All the curses . . . the book.—An explanatory paraphrase of “all the words of the book” (Kings). (See Deuteronomy 27:15 seq., 28:16 seq., 29:20, 21, 27, 30:19; and comp. Joshua 8:34.)
(25) Works.—“Work” (Kings), and some MSS. and the Syriac version here.
Poured out.—“Shall be kindled” (Kings), which agrees better with “shall not be quenched.” (See 2 Chronicles 34:21 for the same alteration. The LXX. here has (ἐξεκαύθη) “was kindled.”
Burned incense.—Hiphil, which is much commoner in the chronicle than piel, the form in Kings (the forms piel and hiphil of this word qatar are about equally used in Kings.)
(26) To enquire of the Lord.—Strictly, through the Lord. Kings has the accusative.
Against this place.—Kings adds, “that it should become an astonishment and a curse.”
And humbledst thyself before me.—Not in Kings. A characteristic repetition.
And weep.—Shorter form of the verb; a correction of Kings (wattçbk for wattebkeh).
I.—Emphatic. (Kings has the longer form ‘anokî for our ‘anî.)
Saith the Lord.—Is the utterance of Jehovah (ne’ûm Iahweh).
Grave.—Heb., graves. (Comp. 2 Chronicles 16:14.)
And upon the inhabitants of the same.—Added by the chronicler.
(29-33) The king reads the Book to the assembly, and renews the covenant. (Comp. 2 Kings 23:1)
(30) The Levites.—The chronicler substituted this for “the prophets” (Kings). It was a natural change to make, seeing that the prophetic order had long been extinct in his day. It may even be the result of an unconscious error, as the phrase “priests and Levites” is so frequent in his pages.
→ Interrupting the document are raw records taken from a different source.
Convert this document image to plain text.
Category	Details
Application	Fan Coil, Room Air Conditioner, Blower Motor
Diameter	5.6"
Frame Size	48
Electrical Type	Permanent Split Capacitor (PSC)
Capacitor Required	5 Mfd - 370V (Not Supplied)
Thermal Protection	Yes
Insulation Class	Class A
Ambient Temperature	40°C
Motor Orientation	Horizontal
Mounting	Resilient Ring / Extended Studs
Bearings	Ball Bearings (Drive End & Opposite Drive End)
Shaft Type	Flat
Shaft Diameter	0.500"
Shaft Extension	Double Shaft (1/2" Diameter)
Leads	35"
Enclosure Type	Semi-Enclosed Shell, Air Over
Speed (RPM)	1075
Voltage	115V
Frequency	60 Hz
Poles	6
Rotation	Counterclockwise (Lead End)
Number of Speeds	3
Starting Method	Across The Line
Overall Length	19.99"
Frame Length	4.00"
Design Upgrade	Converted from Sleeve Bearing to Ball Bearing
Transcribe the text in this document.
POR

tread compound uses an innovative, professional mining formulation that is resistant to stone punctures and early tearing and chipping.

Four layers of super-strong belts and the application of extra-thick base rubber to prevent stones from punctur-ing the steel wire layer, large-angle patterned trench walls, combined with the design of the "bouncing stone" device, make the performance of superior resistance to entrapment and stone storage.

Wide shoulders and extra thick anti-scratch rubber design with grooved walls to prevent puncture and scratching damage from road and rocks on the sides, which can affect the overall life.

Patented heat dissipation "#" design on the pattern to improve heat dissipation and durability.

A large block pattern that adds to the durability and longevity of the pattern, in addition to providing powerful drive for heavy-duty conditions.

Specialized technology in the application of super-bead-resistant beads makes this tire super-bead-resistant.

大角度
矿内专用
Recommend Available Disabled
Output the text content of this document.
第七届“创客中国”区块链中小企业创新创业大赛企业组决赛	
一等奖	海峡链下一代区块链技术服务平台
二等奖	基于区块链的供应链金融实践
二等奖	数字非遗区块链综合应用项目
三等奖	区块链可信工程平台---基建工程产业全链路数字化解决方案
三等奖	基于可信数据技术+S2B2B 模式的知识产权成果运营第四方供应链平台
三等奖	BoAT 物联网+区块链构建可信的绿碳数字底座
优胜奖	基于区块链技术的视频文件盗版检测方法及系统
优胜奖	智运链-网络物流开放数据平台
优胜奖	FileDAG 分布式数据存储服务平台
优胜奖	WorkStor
(31) In his place.—‘Al ‘omdô, “on his stand;” 2 Chronicles 23:13 (Authorised Version, “at his pillar”). Kings has ‘al hâ’ammûd, which appears to be synonymous; “on the dais.”
A covenant.—The covenant.
(32) And he caused . . . stand to it.—Kings, “and all the people stood into (i.e., came into) the covenant.” So Syriac: “And everyone that was found in Jerusalem and in Benjamin rose, and the inhabitants of Jerusalem entered into the covenant of the Lord God of their fathers.” (The chronicler’s reading may be accounted for by the fact that the verbs “he stood and” he caused to stand “differ only in the vowels, which anciently were not written at all. “All that were present in Jerusalem and Benjamin” is an unusual phrase; and it is likely that “and Benjamin” is really a corruption of “into the covenant” which is required by the context here as much as in Kings.)
And the inhabitants . . . fathers—i.e., after they had thus solemnly taken it upon them to do so. The statement is not read in Kings.
(33) And Josiah took away all the abominations.—Of idolatry.
Out of all the countries . . . Israel.—Out of the territories of the Ten Tribes. The statement glances back to 2 Chronicles 34:6, and summarises the account of the abolition of heathenish worships, which follows here in 2 Kings 23:4-20.
And made . . . to serve, even to serve.—And made to serve . . . so as to serve; a unique phrase. The style of the verse is the chronicler’s.
All his days they departed not.—The king’s will secured an outward conformity to the legitimate cultus, and open idolatry was for the time being a peril too serious to be thought of. But the unreality of these reformations by royal mandate is proved by the relapse which immediately followed upon the death of Josiah. The moral corruption which at this epoch was preying upon the vitals of the nation, and hurrying it swiftly to destruction, is revealed in the pathetic pages of the prophet Jeremiah. (See Jeremiah 11:1-23; Jeremiah 13:27; Jeremiah 16:20; Jeremiah 17:1-2, &c.)